Damon also mentioned the importance of fans.  He said he loves playing for Detroit’s fans.  Just like he loved playing for us when he was here.  He said his broken relationship with us has scarred him, and approving the trade would eliminate that, especially if he took us into October.  So here we have him assuming that the addition of him and him alone would be the ultimate solution to the team’s woes and would instantly turn us around and get us to the playoffs.  But more significantly, the fact that he is not considering the fans is clear.  He wants the removal of his own scar, but he doesn’t really care about ours.  He has consistently been unapologetic about his decision to sign with New York.  But when David Wells signed with us, he blatantly acknowledged the weight of his decision in terms of the rivalry.  Baseball is not a perfect world because it’s a business, which we have already established.  But it’s not a perfect business either.  There are things you do and things you don’t do.  You don’t do what Damon did.  But if you do what Damon did, the least you should do is acknowledge the reality of the situation and its ramifications.  Damon played for us.  He was instrumental in our 2004 ALCS victory over the Yankees.  He was there before and after the curse was broken.  Our loyalty as fans suited him fine when he wasn’t on the other end of it.  As a result, he has no right to expect from us as fans to continue our relationship with him as if nothing has happened, and his resistance to acknowledging this fact is yet another reflection of his self-absorption.  I should also point out that another guy who played for us, who was instrumental in our 2004 road to glory, and who was there before and after the curse was broken was Schilling.  Schilling based his decision to sign with us partly on his interaction with us fans on Sons of Sam Horn.  In Boston, the fans matter.  A lot.

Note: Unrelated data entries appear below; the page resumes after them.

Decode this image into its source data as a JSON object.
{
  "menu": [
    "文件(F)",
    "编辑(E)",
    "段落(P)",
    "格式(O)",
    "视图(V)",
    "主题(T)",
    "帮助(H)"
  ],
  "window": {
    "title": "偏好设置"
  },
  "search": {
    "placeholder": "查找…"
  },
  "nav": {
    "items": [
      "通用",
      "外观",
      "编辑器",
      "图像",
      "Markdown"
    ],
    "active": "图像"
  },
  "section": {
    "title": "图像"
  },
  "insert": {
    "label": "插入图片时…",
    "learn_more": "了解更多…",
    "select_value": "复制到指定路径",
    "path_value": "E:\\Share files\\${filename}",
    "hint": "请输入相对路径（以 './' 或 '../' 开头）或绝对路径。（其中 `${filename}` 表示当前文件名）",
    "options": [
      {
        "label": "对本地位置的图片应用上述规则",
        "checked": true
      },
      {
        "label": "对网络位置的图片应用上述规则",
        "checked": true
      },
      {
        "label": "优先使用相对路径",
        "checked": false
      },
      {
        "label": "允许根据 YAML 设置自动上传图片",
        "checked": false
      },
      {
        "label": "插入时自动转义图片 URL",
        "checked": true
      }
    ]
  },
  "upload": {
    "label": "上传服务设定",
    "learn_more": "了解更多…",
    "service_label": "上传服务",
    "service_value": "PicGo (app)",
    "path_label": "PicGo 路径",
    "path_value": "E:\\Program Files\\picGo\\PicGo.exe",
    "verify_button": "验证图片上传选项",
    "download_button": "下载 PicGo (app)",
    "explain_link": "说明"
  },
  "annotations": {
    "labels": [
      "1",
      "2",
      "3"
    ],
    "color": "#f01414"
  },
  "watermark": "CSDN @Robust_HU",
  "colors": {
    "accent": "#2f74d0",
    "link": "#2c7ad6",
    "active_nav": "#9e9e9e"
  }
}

Furthermore, after Damon refused, Papelbon said that he was confident that Damon would do what’s right for him and his family.  Excuse me, but I don’t recall any mention of family in Damon’s consideration.  I recall it in Billy Wagner’s consideration, for example, and even in Mark Teixeira’s consideration, but I don’t recall hearing anything about anyone aside from himself over the past several days.  Papelbon was absolutely right in assuming that family should be a part of the consideration, but unless Damon for some reason kept it completely under wraps, we have no indication that that consideration took place.

So what we can gather from all of this is that Johnny Damon is professionally selfish, arrogant, and opportunistic.  He goes with what works for him, takes things personally, and doesn’t look out for anyone except himself.  He’s a changed man.  And you know what? I’m not sure I would have wanted someone like that on our team.  I don’t know if I would have wanted to win that way.  Boston, both the players and the fans, have a certain integrity.  We have certain expectations, and we relate most to certain attitudes.  Damon really must have been scarred because he doesn’t have those things anymore.  These circumstances have exposed him in a way different than that in which we knew him.  So I hope he’s very happy in Detroit.  I hope he plays his heart out for the Detroit fans and for his Detroit teammates.  In the end, we’ll be alright.